ABSTRACT=Brain-derived neurotrophic factor (BDNF) binds to the TrkB tyrosine kinase receptor, which dictates the sensitivity of neurons to BDNF. A unique feature of TrkB is the ability to be activated by small molecules in a process called transactivation.  Here we report that the brain neuropeptide oxytocin increases BDNF TrkB activity in primary cortical neurons and in the mammalian neocortex during postnatal development.  Oxytocin produces its effects through a G protein-coupled receptor (GPCR), however, the receptor signaling events that account for its actions have not fully defined. We find oxytocin rapidly transactivates TrkB receptors in bath application of acute brain slices of 2-week-old mice and in primary cortical culture by increasing TrkB receptor tyrosine phosphorylation. Because oxytocin displays pro-social functions on maternal care, cognition and social attachment, it is currently a focus of therapeutic strategies in autism spectrum disorders.
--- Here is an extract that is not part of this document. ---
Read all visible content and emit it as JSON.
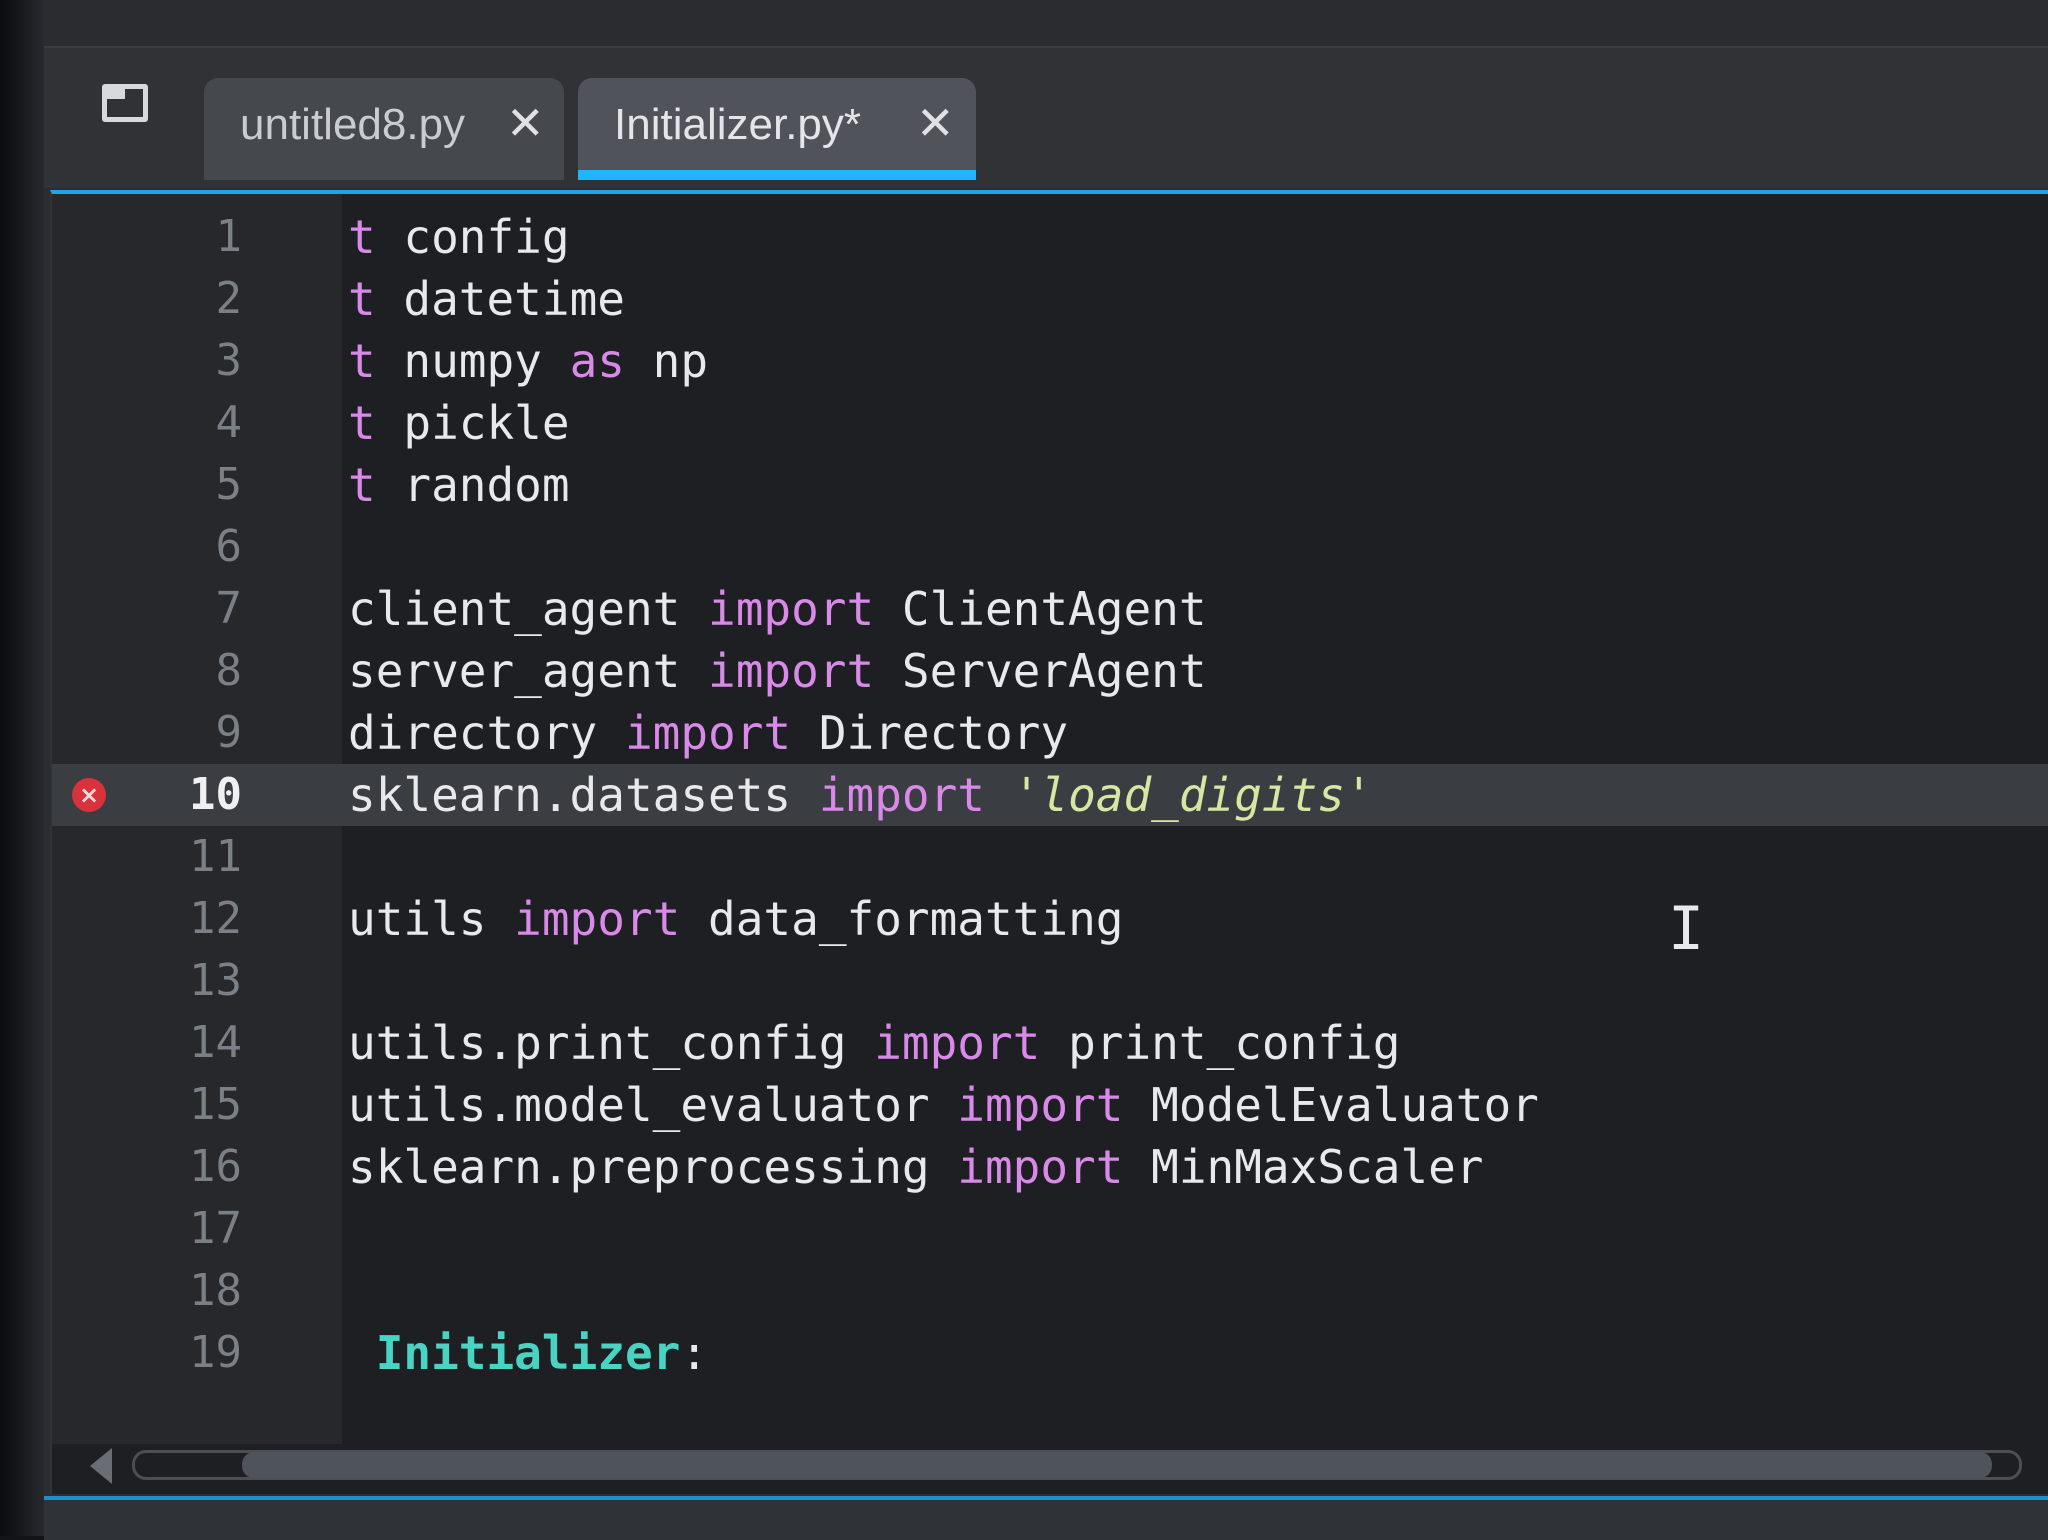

Interestingly, oxytocin and BDNF are both implicated in the pathophysiology of depression, schizophrenia, anxiety and cognition. The transactivation of TrkB receptors by oxytocin enhances the clustering of gephyrin, a scaffold protein responsible for coordinating inhibitory responses.  These results imply that oxytocin may rely upon crosstalk with BDNF signaling to facilitate its actions through receptor transactivation.